Batmobile creator visits Red Deer car show

Long before George Barris became famous for creating the Batmobile, he dreamed of chrome and horsepower.

George Barris

George Barris

Long before George Barris became famous for creating the Batmobile, he dreamed of chrome and horsepower.

“My relatives were in the hotel and restaurant business and they had me washing dishes,” recalled Barris, who signed autographs Saturday at the Red Deer Speed and Custom Show and Collector Car Auction at the Westerner.

“I told them I wanted to paint cars.”

In 1938, the California relatives who took Barris and his brother Sam in after their parents died, provided him with a 1925 Buick “hand-me-down” to fix up. Until then, the 13-year-old Barris had only produced award-winning scratch-built airplane and automobile models.

But he went out and purchased foxtail brushes, some paint and hub caps — and went to it.

After giving the Buick a splashy new paint job, “me and my brother took the gold knobs off the kitchen cabinet doors and fixed them onto the grill,” Barris recalled with a chuckle. “It made me known as the ‘King of Kustomizers’ at school, but at home, my poor (adopted) mom, couldn’t get into her cabinets . . .

“That was the first car I ever customized,” he said. And it was to be the first of thousands.

By the early 1940s, Barris had moved from Roseville, CA to Los Angeles, and with his brother, built “kustom” cars for private buyers. Barris also built and raced his own cars. “We’d always be going so fast, and crashing, and being chased by police. It was all very exciting,” he recalled — and the buzz created by the hot-rod scene brought him to the attention of the movie industry.

Barris’s first film project was creating cars for the 1958 film High School Confidential.

By this time, he was also building and customizing vehicles for a slew of celebrities, including Frank Sinatra, John Wayne, Dick Clark, Dean Martin, Bob Hope, and Bing Crosby. (The latter two ordered customized golf carts, featuring a giant hat and pipe for Crosby and a ski-slope nose for Hope).

Sonny and Cher, Liberace, James Caan, and Farrah Fawcett were some of Barris’s other memorable clients — but he has particularly fond memories of Elvis Presley.

Whenever Presley entered his shop, he would stop and chat with every worker, addressing each by name and appearing genuinely interested in their stories. “I had a crew of 20, and he’d ask my painter, ‘Mr.
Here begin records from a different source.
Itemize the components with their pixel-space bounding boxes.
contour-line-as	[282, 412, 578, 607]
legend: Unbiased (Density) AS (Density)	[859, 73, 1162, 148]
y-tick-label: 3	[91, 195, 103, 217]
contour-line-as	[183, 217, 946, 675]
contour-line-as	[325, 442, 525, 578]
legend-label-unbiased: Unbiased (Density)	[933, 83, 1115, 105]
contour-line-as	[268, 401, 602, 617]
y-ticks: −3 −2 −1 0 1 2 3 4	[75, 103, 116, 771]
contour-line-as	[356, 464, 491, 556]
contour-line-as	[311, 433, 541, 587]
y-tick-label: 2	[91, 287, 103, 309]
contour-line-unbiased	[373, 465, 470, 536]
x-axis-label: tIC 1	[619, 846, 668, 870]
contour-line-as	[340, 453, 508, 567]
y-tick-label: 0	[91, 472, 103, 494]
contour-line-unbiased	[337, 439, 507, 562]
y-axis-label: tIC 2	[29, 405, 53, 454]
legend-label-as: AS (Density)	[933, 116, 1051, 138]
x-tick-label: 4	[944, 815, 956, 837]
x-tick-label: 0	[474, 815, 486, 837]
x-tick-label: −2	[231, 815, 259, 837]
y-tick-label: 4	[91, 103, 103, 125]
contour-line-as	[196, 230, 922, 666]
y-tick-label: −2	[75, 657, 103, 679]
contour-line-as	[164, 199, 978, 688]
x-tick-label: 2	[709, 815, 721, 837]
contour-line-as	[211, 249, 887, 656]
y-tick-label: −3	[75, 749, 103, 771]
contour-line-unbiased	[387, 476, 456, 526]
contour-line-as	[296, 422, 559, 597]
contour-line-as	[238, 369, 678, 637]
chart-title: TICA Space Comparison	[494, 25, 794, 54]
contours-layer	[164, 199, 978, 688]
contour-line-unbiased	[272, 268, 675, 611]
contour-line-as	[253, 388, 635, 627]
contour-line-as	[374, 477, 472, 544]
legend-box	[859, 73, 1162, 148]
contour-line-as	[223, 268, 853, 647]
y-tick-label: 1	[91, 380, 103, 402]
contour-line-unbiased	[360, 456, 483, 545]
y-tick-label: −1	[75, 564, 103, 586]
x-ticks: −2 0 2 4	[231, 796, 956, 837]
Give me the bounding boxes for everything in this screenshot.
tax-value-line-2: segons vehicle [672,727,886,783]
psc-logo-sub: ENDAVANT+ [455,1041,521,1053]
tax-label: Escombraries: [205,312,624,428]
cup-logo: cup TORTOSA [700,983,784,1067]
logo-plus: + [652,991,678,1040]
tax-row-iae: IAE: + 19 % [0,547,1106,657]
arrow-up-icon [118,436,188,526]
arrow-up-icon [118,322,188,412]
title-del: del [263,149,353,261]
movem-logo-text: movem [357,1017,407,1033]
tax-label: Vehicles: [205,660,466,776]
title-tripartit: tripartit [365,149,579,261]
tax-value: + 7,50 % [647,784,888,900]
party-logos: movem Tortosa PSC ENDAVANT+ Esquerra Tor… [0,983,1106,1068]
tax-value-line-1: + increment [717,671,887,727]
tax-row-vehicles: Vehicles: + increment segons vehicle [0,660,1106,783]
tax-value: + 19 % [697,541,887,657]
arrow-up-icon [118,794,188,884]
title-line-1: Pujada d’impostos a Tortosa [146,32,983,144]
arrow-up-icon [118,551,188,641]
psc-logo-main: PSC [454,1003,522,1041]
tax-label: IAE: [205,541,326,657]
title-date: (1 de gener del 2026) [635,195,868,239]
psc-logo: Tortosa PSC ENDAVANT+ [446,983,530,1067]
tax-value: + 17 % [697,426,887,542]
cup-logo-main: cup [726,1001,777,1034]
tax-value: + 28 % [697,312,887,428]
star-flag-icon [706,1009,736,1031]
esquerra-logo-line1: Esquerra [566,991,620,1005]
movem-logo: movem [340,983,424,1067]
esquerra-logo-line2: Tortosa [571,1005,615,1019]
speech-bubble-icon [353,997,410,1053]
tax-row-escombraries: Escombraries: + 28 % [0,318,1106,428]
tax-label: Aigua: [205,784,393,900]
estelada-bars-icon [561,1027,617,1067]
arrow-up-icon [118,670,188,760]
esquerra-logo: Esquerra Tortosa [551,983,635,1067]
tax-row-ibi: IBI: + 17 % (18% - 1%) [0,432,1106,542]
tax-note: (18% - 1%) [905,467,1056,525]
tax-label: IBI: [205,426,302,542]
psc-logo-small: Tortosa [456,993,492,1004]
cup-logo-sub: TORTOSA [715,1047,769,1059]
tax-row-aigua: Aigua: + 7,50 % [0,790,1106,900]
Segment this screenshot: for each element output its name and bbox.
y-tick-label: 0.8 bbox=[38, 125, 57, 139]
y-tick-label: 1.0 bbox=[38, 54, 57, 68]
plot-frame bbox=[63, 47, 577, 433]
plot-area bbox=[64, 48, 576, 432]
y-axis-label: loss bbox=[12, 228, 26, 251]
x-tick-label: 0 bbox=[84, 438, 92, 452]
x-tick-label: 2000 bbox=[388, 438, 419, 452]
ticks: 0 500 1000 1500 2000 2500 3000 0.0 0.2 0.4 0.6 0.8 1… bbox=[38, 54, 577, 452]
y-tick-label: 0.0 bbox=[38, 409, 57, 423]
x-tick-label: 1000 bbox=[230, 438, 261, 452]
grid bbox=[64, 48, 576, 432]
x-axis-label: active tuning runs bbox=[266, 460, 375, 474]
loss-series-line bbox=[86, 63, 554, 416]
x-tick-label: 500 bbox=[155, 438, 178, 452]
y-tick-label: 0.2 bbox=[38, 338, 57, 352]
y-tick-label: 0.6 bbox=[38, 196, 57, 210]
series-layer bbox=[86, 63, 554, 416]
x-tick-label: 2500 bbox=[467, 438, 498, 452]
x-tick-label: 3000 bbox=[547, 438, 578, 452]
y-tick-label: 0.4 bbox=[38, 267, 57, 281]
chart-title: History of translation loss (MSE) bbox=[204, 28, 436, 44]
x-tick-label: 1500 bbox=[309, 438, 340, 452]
Tubbs, how are you feeling today?’ and then he’d go up to my body guy and say, ‘Mr. Tony, your 14-year-old boy is sure getting big’ . . .

“It shows you the kind of guy Elvis was,” said Barris.

Michael Jackson was another client who walked in one day to tell Barris his car was “hurt.” By the time Barris went out to have a look, Jackson had applied Band-aids over every knick and scratch on his vehicle. “And that tells you what kind of guy he was,” Barris added, with a chuckle.

In the early 1960s, Barris designed the crazy jalopy for the Beverley Hillbillies TV show from a derelict vehicle he found in a feed store. He went on to create the unique six-door hearse used for the ghoulish The Munsters TV show — as well as a sportier “Drag-u-la” roadster for the vampire Grandpa Munster character, which really was made out of a converted coffin.

Barris laughs when recalling how much trouble he had getting the casket. “The guy at the first funeral home told me, ‘I won’t sell it to you if there’s no deceased.’” The second guy wouldn’t believe he planned to make a car out of the coffin.

Determined to be third-time-lucky, Barris distracted the next funeral home owner by waving three hundred-dollar bills at him, while his assistants ran out the door with the casket.

Barris’s company also designed cars for The Green Hornet TV series, as well as The Monkees, The Dukes of Hazzard, and a version of Kitt for Knight Rider.

But Barris will probably be best-known for creating the ultra-cool Batmobile for the 1966 TV show Batman.

While Batman’s producer asked for a 20th-Century crimefighting vehicle, Barris observed the show’s spoofy style and decided to make the Batmobile another character. He created rocket tubes and oil spurts that went off with every ‘bang’ and ‘boom’ sound effect.

The 20-foot-long Batmobile, based on a Ford Futura, was outlined with florescent red paint, so that its impressive bat-wing-like fins would be visible, and Barris believes the TV cameras loved it as much as the fans.

At 84, Barris is still immersed in cars. Each weekend he travels to auto shows across North America and around the world. He’s also still involved in creating cars for some TV shows.

“Why I’m still going strong is because I stay busy,” said Barris. “And I’m here for people like that,” he said — referring to Brad Vold, a Ponoka collector who brought in scale models of the Munster Koach and the Drag-u-la for Barris to autograph.

Vold was clearly thrilled to meet the famous car designer on Saturday. “I guess I’m a Munsters freak because I watched The Munsters so much as a child.”